Pew does the religious survey every year, and asks a wide range of demographic questions, of which income is pretty obvious one. So I don’t think they can be accused of anti-semitism.

I’ve never seen the website that actually made the infographic before, but clicking though it looks like they just grab a study every few days and churn out a new, overly busy graph out of it, currently including such darkly sinister topics as: “vacation time around the world”, and “what color should your pee be?”. So I doubt there’s any more motive there beyond, “shit, we have to find another study to make a picture out of before Friday”.

I’d just like to mention that Orthodox Christians are not Catholic. They were once part of the same church, but their separation predates even the Reformation by about 500 years.

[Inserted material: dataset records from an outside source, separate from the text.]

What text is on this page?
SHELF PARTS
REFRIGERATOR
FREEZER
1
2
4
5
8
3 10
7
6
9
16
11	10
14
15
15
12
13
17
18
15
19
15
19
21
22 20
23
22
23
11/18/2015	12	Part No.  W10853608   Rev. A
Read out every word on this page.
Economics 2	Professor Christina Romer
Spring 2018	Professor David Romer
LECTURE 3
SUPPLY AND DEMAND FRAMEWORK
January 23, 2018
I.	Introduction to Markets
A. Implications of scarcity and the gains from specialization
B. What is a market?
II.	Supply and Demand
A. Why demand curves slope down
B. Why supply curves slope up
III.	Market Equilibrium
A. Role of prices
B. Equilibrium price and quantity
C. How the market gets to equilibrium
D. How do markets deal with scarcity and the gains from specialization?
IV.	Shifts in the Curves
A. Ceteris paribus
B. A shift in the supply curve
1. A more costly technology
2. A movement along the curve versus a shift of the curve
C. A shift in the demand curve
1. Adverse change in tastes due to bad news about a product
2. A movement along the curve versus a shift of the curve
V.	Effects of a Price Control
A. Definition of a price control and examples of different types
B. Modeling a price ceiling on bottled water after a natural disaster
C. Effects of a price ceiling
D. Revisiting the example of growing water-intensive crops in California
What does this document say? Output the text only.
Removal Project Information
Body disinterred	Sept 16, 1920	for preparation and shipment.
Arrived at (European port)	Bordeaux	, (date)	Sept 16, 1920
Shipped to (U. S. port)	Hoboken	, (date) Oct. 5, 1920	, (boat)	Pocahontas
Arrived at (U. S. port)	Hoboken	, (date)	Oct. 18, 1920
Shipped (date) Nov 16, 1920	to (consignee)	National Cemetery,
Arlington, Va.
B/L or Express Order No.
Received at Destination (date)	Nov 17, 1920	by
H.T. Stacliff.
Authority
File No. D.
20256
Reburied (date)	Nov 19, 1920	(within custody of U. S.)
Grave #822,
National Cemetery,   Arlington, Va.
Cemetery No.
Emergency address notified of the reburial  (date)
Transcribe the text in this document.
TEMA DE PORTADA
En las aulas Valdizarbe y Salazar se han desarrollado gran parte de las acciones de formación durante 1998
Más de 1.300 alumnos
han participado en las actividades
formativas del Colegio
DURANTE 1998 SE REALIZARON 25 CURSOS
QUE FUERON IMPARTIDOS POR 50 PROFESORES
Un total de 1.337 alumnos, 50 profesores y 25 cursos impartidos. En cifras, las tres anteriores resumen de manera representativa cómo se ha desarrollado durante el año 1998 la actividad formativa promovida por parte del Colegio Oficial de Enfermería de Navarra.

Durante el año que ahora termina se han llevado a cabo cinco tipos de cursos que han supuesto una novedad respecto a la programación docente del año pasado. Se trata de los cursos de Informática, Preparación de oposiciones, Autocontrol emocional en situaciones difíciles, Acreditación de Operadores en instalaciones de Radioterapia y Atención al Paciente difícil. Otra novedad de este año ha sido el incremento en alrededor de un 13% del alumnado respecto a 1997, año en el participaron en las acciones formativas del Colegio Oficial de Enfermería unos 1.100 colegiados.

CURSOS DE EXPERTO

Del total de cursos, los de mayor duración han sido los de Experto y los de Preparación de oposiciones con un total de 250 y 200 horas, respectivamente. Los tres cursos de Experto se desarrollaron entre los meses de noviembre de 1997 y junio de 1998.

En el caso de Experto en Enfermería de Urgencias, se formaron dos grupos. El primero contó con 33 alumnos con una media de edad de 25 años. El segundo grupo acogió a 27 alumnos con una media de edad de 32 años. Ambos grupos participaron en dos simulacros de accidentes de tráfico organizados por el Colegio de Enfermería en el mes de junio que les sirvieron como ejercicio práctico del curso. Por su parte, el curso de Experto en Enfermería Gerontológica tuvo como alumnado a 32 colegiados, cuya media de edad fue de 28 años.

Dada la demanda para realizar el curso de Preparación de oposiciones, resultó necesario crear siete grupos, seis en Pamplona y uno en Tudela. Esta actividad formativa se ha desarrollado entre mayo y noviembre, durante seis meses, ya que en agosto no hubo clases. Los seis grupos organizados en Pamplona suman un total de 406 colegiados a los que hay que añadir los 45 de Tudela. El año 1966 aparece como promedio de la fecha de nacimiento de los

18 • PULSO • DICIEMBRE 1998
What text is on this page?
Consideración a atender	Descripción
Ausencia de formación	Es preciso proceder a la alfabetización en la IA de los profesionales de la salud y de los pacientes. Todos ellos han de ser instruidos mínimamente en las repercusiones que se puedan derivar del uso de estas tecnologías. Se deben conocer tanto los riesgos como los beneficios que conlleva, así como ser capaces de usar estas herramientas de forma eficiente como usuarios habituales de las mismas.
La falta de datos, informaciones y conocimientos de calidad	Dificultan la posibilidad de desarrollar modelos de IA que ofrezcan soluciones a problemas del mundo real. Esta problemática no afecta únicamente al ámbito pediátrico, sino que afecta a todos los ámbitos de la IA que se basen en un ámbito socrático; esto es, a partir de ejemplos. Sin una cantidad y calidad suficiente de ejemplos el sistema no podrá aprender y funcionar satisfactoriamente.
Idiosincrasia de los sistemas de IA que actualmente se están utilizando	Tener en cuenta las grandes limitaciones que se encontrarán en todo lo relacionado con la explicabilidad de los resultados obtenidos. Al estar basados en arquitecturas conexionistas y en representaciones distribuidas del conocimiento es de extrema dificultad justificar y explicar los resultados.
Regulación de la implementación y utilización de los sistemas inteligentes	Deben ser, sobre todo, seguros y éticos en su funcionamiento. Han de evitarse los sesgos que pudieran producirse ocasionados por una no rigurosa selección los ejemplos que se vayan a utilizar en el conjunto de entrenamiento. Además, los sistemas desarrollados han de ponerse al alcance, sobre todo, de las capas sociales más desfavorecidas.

:sigh: Oh well, that’s another argument.

As for, “what I was trying to pull,” I wanted to see what responses it got. Some posters here insist there’s virulent anti-Semitism all over the Internet, and I wondered how sensitive to apparent subtle digs at Jewish populations they were.

I agree that it’s data. Actually, my opinion is almost but not quite the same as John Mace’s above. It’s just data, it’s not trying to be anti-Semitic, and it shouldn’t be offensive to tell the truth in a non-biased way.

However, it’s a little simplistic to lump all Jews together while separating out Jehovah’s Witnesses from Evangelicals. I can see how it subtly reinforces certain ideas about Jewish people, without meaning to do so.

I get the impression that it’s really talking about ethnicity here. So, probably heritage. I don’t know if that excuses lumping in Orthodox & Reform, Litvak & Mizrahi, etc., though. :confused:

But if you’re gonna lump together all Catholics, may as well lump together all Hebrews. Maybe it’s just a curiosity of little value.

Statistics don’t work that way. I get the impression most clams are pretty poor.